The final section of the algorithm report is related to the region-level CNV prediction. In this part of the algorithm, the chromosomes are segmented into regions of similar adjusted mean log-ratios. More segments lead to a reduced variance per segment; in the extreme, where every target forms its own segment, the variance is zero. However, more segments also mean that the model contains more free parameters, and is therefore potentially over-fitted. A value known as the Bayesian Information Criterion (BIC) gives an indication of the balance of these two effects, for any potential segmentation of a chromosome. The segmentation process aims to minimize the BIC, producing the best balance of accuracy and overfitting in the final segments.

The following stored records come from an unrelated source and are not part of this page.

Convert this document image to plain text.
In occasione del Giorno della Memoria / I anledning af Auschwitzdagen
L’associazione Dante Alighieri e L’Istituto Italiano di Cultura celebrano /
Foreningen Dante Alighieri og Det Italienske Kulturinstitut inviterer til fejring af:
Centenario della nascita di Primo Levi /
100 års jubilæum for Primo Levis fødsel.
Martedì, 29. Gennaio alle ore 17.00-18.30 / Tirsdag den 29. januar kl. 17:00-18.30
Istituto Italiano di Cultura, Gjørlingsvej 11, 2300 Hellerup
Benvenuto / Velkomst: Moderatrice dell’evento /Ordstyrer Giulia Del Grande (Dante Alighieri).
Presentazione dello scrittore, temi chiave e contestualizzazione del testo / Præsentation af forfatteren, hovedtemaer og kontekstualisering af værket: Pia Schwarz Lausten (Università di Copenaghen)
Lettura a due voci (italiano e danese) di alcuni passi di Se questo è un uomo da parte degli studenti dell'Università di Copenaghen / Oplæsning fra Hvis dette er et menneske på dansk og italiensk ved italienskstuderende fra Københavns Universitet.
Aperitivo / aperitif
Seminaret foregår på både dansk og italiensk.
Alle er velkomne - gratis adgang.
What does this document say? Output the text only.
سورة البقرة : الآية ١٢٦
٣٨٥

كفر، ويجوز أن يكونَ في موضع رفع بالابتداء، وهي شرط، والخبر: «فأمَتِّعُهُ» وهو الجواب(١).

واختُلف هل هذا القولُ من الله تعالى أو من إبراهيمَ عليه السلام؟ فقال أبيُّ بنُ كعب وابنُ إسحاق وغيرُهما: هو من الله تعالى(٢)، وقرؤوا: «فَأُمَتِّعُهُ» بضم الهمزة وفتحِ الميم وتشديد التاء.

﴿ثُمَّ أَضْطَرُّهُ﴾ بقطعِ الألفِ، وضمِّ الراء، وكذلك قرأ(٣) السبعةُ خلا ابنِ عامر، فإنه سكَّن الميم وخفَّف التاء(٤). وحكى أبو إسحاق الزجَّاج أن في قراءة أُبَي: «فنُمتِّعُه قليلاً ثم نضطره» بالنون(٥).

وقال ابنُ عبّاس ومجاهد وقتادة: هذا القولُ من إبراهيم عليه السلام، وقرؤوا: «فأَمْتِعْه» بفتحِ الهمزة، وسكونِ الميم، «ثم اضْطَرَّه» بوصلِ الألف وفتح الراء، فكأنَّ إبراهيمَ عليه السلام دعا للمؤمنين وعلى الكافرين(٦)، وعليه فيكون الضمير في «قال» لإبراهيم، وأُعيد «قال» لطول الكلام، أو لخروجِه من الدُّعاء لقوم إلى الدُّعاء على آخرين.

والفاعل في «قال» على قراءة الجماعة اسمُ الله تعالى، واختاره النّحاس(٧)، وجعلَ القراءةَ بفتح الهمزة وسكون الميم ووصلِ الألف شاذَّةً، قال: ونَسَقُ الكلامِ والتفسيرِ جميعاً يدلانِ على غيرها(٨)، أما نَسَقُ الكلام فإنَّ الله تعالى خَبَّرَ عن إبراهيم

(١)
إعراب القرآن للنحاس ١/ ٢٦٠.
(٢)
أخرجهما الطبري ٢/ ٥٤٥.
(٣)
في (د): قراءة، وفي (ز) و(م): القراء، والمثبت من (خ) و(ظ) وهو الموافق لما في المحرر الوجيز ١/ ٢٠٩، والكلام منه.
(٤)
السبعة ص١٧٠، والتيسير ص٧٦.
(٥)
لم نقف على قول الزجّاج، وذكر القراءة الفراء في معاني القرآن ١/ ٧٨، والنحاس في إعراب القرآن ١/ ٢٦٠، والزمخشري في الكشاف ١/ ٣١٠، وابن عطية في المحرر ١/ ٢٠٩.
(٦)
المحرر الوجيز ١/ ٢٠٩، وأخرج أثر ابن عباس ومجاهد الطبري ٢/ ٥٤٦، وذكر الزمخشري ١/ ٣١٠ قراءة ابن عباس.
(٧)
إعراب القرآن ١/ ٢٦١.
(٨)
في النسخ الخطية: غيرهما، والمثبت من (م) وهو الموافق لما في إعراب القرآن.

The segmentation begins by identifying a set of potential breakpoints, known as local maximizers. The number of potential breakpoints at the start of the segmentation is shown in the "# local maximizers at start" column, and the corresponding BIC score is indicated in the "Start BIC" column. Breakpoints are removed strategically one-by-one, and the BIC score is calculated after each removal. When enough breakpoints have been removed for the BIC score to reach its minimum, the final number of breakpoints is shown in the "# local maximizers at end" column, and the corresponding BIC score is indicated in the "End BIC" column. A large reduction in the number of local maximizers indicates that it was possible to join many smaller CNV regions into larger ones.

Note: The segmentation process only produces regions of similar adjusted coverage log-ratios. Each segment is tested afterwards, to identify if it represents a CNV. Therefore, the number of segments shown in this table does not correspond to the number of CNVs actually predicted by the algorithm.